Politique Nationale/Internationale

Des responsables militaires américains doutent de la politique de G.W Bush en Iran


De hauts responsables du Pentagone ont dit avoir averti Bush qu’une opération de bombardements ne parviendrait probablement pas à détruire le programme nucléaire de l'Iran.


IRNA
Mardi 4 Juillet 2006





C’est ce que rapporte le magazine américain The New Yorker dans un article signé par Seymour Hersh, journaliste américain, spécialisé dans les questions de défense, qui a obtenu le prestigieux prix Pulitzer.

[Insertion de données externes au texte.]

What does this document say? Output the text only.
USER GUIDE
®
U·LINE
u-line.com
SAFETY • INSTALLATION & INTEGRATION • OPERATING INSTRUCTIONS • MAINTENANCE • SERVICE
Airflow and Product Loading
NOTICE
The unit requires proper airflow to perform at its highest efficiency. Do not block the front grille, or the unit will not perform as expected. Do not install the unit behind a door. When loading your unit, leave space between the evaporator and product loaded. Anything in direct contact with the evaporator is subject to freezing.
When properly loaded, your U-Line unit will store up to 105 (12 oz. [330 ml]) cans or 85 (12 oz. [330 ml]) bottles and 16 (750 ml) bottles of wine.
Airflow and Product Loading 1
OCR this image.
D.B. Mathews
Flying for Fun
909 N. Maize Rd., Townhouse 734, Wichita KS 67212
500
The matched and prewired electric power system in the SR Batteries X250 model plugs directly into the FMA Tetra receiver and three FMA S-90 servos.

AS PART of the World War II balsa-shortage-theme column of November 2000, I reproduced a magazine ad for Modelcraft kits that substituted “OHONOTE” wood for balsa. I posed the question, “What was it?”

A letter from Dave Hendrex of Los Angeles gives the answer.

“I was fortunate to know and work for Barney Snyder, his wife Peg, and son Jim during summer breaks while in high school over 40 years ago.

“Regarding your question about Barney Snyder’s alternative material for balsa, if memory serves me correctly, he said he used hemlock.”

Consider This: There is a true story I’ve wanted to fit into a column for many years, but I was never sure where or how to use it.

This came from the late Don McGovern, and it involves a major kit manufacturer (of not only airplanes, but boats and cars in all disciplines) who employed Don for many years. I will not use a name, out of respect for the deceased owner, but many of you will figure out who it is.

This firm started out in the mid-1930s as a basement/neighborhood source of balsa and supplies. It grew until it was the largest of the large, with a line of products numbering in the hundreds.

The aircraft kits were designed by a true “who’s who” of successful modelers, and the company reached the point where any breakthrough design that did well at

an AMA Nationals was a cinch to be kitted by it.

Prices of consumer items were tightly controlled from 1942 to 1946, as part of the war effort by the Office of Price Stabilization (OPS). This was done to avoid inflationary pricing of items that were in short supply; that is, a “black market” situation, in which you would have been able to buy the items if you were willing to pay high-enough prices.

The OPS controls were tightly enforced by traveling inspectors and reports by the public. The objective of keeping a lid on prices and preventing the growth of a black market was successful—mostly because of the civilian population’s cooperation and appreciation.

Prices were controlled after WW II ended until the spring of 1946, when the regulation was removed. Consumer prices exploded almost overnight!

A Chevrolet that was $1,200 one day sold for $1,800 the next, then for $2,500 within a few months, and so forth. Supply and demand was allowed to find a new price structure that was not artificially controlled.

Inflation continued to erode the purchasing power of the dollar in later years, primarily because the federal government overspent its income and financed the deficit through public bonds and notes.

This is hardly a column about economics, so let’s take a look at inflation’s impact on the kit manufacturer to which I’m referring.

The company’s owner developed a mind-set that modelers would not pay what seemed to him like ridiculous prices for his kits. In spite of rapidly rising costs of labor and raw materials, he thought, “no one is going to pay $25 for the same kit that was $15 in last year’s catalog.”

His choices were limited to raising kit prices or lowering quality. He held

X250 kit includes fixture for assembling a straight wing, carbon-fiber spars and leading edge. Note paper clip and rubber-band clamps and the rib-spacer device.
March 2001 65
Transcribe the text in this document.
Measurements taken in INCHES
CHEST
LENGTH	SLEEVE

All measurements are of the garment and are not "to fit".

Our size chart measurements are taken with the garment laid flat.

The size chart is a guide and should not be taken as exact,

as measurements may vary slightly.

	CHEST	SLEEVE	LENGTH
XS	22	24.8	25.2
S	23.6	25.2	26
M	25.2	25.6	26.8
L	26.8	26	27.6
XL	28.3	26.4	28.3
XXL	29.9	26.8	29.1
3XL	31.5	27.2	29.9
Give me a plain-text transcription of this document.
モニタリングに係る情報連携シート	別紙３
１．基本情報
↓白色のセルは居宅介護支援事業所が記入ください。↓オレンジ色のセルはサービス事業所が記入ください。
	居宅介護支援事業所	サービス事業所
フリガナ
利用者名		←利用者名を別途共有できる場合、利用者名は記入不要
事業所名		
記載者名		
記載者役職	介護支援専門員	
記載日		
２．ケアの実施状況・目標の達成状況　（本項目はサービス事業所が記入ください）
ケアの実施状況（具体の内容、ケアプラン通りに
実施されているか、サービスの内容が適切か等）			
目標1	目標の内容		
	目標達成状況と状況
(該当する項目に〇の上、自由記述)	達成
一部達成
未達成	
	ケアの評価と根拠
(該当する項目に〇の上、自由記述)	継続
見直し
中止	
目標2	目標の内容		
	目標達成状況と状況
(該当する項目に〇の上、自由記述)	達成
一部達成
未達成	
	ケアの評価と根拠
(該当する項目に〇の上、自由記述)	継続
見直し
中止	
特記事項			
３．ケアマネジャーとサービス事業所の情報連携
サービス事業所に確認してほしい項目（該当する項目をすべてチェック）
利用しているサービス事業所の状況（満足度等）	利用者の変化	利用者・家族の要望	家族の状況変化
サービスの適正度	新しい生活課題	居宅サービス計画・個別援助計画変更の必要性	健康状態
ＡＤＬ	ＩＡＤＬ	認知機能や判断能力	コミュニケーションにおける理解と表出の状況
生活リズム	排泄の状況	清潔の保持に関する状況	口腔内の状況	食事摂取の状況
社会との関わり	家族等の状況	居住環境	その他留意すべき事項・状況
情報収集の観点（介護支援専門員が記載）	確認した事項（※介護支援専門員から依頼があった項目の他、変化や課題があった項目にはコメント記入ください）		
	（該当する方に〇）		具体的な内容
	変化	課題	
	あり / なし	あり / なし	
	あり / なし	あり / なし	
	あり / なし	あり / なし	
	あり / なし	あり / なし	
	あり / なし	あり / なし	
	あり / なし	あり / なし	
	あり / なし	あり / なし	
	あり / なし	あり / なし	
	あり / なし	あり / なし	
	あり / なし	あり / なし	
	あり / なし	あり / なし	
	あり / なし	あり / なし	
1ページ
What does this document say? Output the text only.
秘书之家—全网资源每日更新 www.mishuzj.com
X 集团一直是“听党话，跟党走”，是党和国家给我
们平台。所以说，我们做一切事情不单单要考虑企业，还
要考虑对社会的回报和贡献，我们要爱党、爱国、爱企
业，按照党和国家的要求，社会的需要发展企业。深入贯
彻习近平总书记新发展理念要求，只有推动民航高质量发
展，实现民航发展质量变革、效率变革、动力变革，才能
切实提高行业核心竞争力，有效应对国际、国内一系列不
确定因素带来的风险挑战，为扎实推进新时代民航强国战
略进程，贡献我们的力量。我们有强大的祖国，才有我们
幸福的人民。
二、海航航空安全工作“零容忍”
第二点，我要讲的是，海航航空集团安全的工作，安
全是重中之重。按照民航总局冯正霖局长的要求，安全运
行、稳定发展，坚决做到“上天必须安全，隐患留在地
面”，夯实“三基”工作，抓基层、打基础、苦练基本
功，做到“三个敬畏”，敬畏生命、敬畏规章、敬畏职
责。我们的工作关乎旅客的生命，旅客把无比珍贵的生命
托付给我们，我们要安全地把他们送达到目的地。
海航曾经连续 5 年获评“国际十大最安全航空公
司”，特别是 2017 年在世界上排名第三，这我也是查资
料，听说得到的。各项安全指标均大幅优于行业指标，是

Ces officiers supérieurs, sous le couvert de l'anonymat, se disent préoccupés par la gesticulation de Washington en vue de raids aériens éventuels en Iran, parce qu'il n'existent pas, selon eux, de preuves irréfutables de la préparation d'une bombe atomique par la République Islamique d’Iran.


Hersh est formel, la Maison-Blanche a même plaidé en faveur d’une possible utilisation d'une arme nucléaire pour attaquer le site iranien d'enrichissement d'uranium de Natanz, mais que les militaires américains ont finalement obtenu, en avril dernier, que cette option soit abandonnée.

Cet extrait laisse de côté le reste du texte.